When z is replaced by $\alpha z$ we can show that the product of two complex numbers $\alpha z$, is itself a complex number. If we let $\alpha z$ = w we find:

C$_{R}(z_{o}) = \left| \alpha z - z_{o}\right| = \left| w - z_{o}\right| = R$

This has exactly the same form of a circle and so the shape is retained. The same argument can be made for a straight line.

Is this a valid way to show that the shape of the set C is unchanged?

If not, I was considering another process. Again, for a circle, if we multiply all z by the constant complex number $\alpha$ we would expect the radius to scale by a factor $\alpha$ (to see this imagine a circle of radius 1 centered at the origin and choose $\alpha = 2$. The result is a circle of radius 2 centered at the origin.) In this case we could write the following:

C$_{R}(z_{o}) = \left| \alpha z - z_{o}\right| = \alpha R$

And transform the equation into the equation of a circle:

C$_{R}(z_{o}) = \left| z - z_{o}\right| = R$

I thought this would be more 'proper' but keep getting stuck. Is my first approach valid or should I follow the second - or am I missing something entirely?


Lastly, am I getting the question conceptually?

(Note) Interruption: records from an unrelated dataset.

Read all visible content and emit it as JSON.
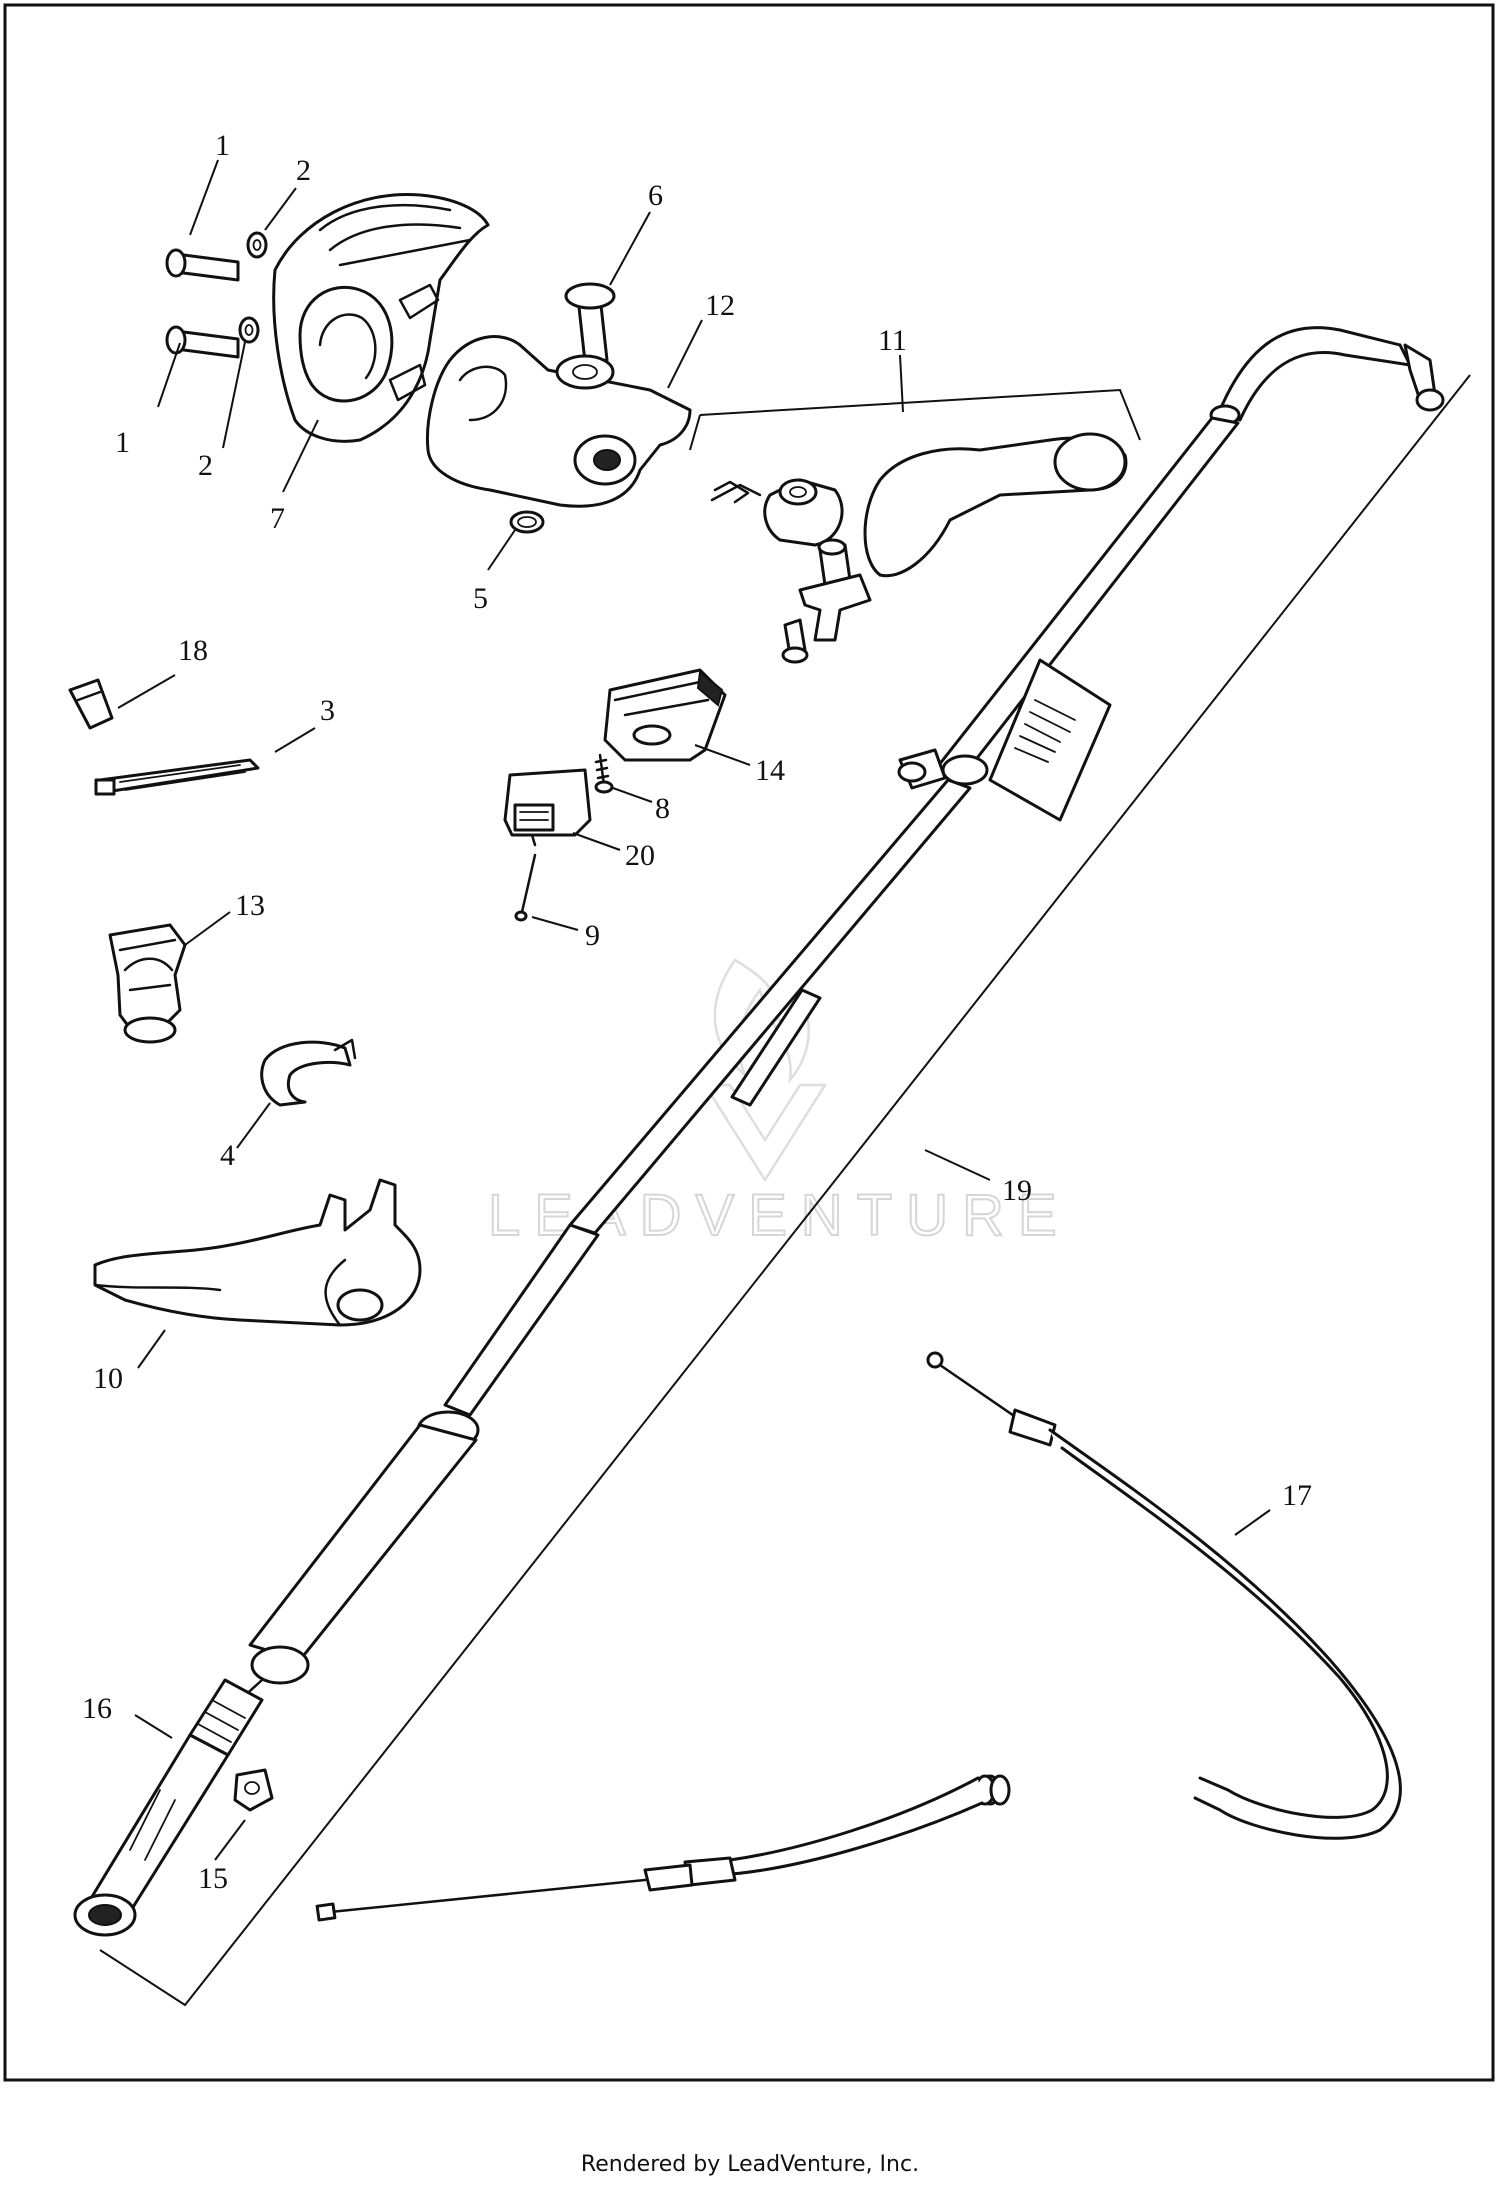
{
  "diagram": {
    "callouts": [
      "1",
      "2",
      "1",
      "2",
      "7",
      "6",
      "12",
      "11",
      "5",
      "18",
      "3",
      "14",
      "8",
      "20",
      "9",
      "13",
      "4",
      "10",
      "19",
      "17",
      "16",
      "15"
    ]
  },
  "watermark": {
    "text": "LEADVENTURE"
  },
  "footer": {
    "text": "Rendered by LeadVenture, Inc."
  }
}
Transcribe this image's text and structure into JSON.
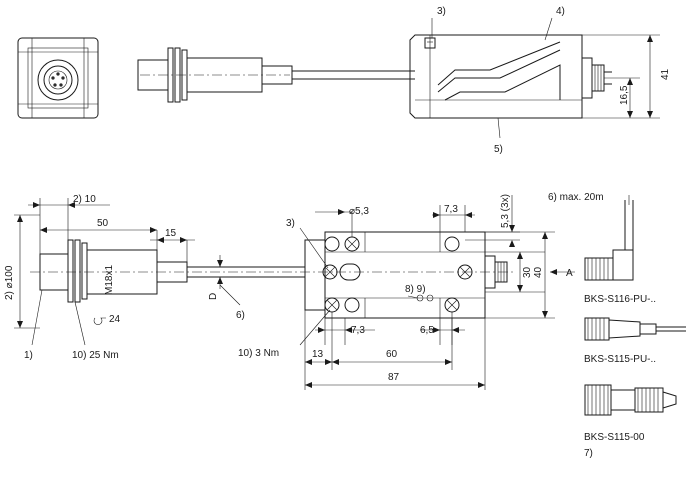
{
  "labels": {
    "l3_top": "3)",
    "l4_top": "4)",
    "l5_top": "5)",
    "dim_41": "41",
    "dim_16_5": "16,5",
    "l2_10": "2)  10",
    "dim_50": "50",
    "dim_15": "15",
    "dia_100": "2) ⌀100",
    "m18": "M18x1",
    "dim_24": "24",
    "l1": "1)",
    "l10_25": "10)  25 Nm",
    "dim_D": "D",
    "l6_cable": "6)",
    "l3_mid": "3)",
    "dia_5_3": "⌀5,3",
    "dim_7_3_top": "7,3",
    "dim_5_3_3x": "5,3 (3x)",
    "dim_30": "30",
    "dim_40": "40",
    "l8_9": "8) 9)",
    "l10_3": "10)  3 Nm",
    "dim_7_3_bot": "7,3",
    "dim_6_5": "6,5",
    "dim_13": "13",
    "dim_60": "60",
    "dim_87": "87",
    "l6_max": "6)  max. 20m",
    "arrow_A": "A",
    "bks_116": "BKS-S116-PU-..",
    "bks_115": "BKS-S115-PU-..",
    "bks_115_00": "BKS-S115-00",
    "l7": "7)"
  }
}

The real part of $\alpha$ is a scaling factor and the imaginary part is a rotational factor - is this correct? I feel a bit more confused for the case of C as a straight line, but I'll work on that once I understand it for the circle.

Any help is greatly appreciated. :) Let me know if anything I have done is unclear and I'll try to clarify it!

 

[CompuChip]

Your approach works, but it is not completely rigorous. What you would like is to get the formula after the substitution $z \to \alpha z$ back to the form $|z - z_0'| = R'$ back, where z₀' and R' are (different) complex numbers.

To do this, you may want to use that $|\alpha w| = |\alpha| |w|$ for complex numbers $\alpha, w$. Fiddle with the algebra a bit, and you will be able to define z₀' in terms of z₀ and α; and R' in terms of R and α.

 

[Tsunoyukami]

Thanks a lot, CompuChip! I managed to manipulate it into the form you described above. Is the proof for a straight line similar? A straight line is of the form:

$0 = Re(az + b)$, where $a = A + iB$ and b is a complex number is the straight line $0 = Ax - By + Re(b)$

Should I be replacing $0 = Re(az + b)$ with $0 = Re(a \alpha z + b)$ and trying to manipulate it into the form $0 = Re(az' + b)$?

 

[Tsunoyukami]

I apologize for double-posting, but I returned to edit my post and found that option unavailable.

I have managed to complete the question for the case of a circle but would like to check my solution for the case of a straight line. As I described above, a straight line can be described by complex numbers by writing:

$0 = Re(az +b)$, where $a = A + iB$ and b $\in$ ℂ. This describes the line $0 = Ax - By + Re(b)$.

By replacing all instance of $z$ with $\alpha z$ we must manipulate the equation $0 = Re(a\alpha z + b)$ into the form $0 = Re(a'z + b')$. Without any mathematical effort I predict $a' = a\alpha, b' = b$.

$0 = Re(a\alpha z + b)$
$0 = Re((A+iB)\alpha z + b)$
$0 = Re((A\alpha +iB\alpha)z + b)$
$0 = Re((A' +iB')z + b)$
$0 = Re(a'z + b')$

Here we see that $a' = A' + iB' = A\alpha + iB\alpha = (A+iB)\alpha = a\alpha, b' = b$ as I predicted above. Is this a sufficient proof of the claim that if S is straight line then the locus of points $\alpha z$ is also a straight line for any $z \in S$?